「少しだけ」ならひきこもりの長男も働ける

もちろん、正社員として一定の収入を得て、勤務先の社会保険に加入できればそれに越したことはありません。しかし、それがダメだからと言って、すべてダメ、と決めつける必要はありません。子どもが働けずに30代、40代になったら、そういう生き方も考えたいものです。

*写真はイメージです(写真=iStock.com/JGalione)

長い期間働いていなかった人にとっては、「少し働く」ことも、決して簡単なことではありません。「働く」ということ以前に、「他人と接する」ことから取り組んでいかなければならない人も少なくありません。

ひきこもりのグループワークに参加するなどして、まずは「他人と接する」ことに慣れたら、ボランティア活動で「働く」ことを体験し、その後に収入を得る「仕事」につなげていきます。少しずつ成功体験を積み重ねることで、ステップアップができるようになります。
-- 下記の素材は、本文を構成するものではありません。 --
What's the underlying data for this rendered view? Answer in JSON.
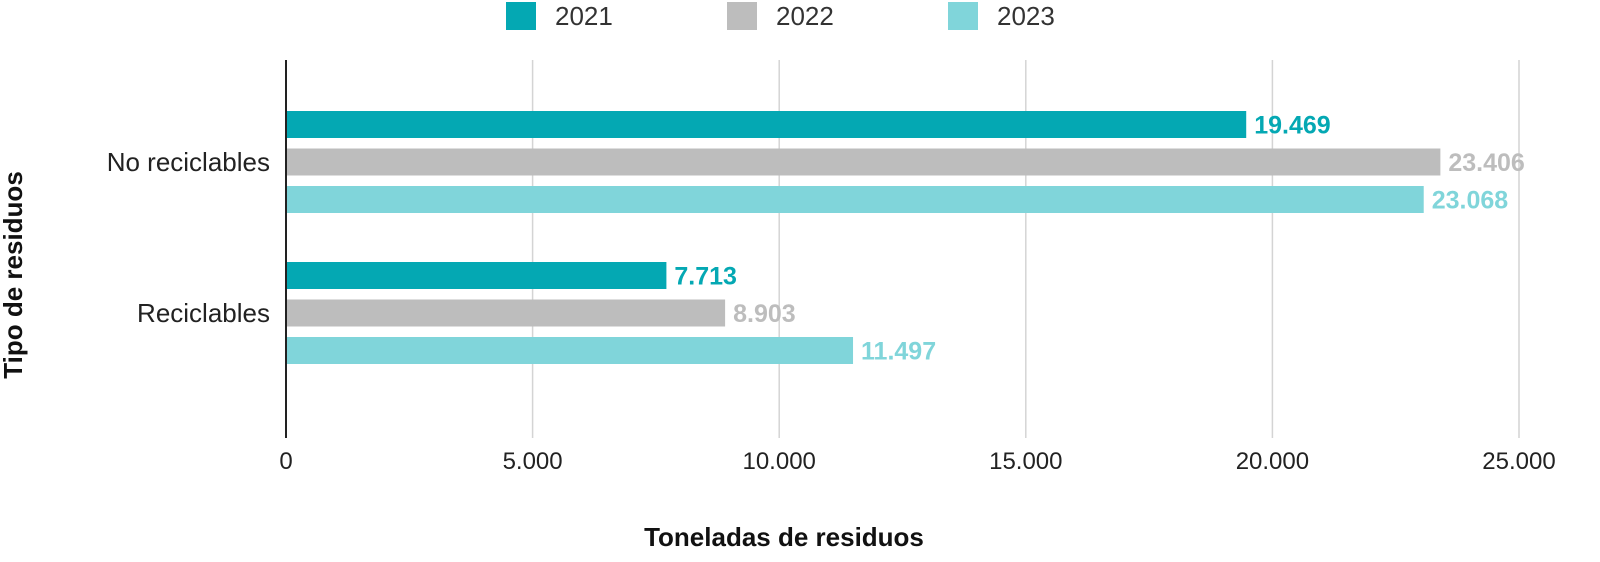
{
  "chart_data": {
    "type": "bar",
    "orientation": "horizontal",
    "categories": [
      "No reciclables",
      "Reciclables"
    ],
    "series": [
      {
        "name": "2021",
        "color": "#04a8b3",
        "values": [
          19469,
          7713
        ],
        "labels": [
          "19.469",
          "7.713"
        ]
      },
      {
        "name": "2022",
        "color": "#bdbdbd",
        "values": [
          23406,
          8903
        ],
        "labels": [
          "23.406",
          "8.903"
        ]
      },
      {
        "name": "2023",
        "color": "#80d5da",
        "values": [
          23068,
          11497
        ],
        "labels": [
          "23.068",
          "11.497"
        ]
      }
    ],
    "xlim": [
      0,
      25000
    ],
    "xticks": [
      0,
      5000,
      10000,
      15000,
      20000,
      25000
    ],
    "xtick_labels": [
      "0",
      "5.000",
      "10.000",
      "15.000",
      "20.000",
      "25.000"
    ],
    "xlabel": "Toneladas de residuos",
    "ylabel": "Tipo de residuos",
    "legend_position": "top-center",
    "grid": "vertical",
    "gridline_color": "#d4d4d4"
  }
}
「正社員として働く」を唯一の目標にしていると、はるか遠く感じられ、親も子もあきらめがちになりますが、「少し働く」が目標となれば、手が届きそうです。

▼「できる範囲で働く」という選択肢

もちろん、1日3時間だけ、あるいは週に3日だけ、というように少しだけ働くことができる仕事が常に用意されているわけではありません。

障害者に対しては国が、「就労移行支援事業」で就労のための訓練を行い、「就労継続支援事業」で中間的な就労の場を設けています。それに比べると、ひきこもりを対象とした就労支援はまだ十分ではありません。

しかし、来年度から39歳までの若者の就労支援をする「地域若者サポートステーション」で、特例的に44歳までを対象とするモデル地域を設けるなど、徐々に体制を整えています。NPO法人などによる就労支援の取り組みも都市部を中心に増えてきています。

父親は言います。

「以前は息子に正社員として働いてほしいとばかり考えており、ここ数年は働くことを完全にあきらめていました。でも、決して二者択一で決めつける必要はありませんね。できる範囲で働くという道があってもいいのかもしれません。本人がやれることから考えてみます」

ご本人と話し合って、就労支援、そして中間的な就労ができるところを探してみることになりました。実際に収入を得るのはまだ先のことになりますが、手が届きそうな目標ができて、親子ともども前向きな気持ちになってきたそうです。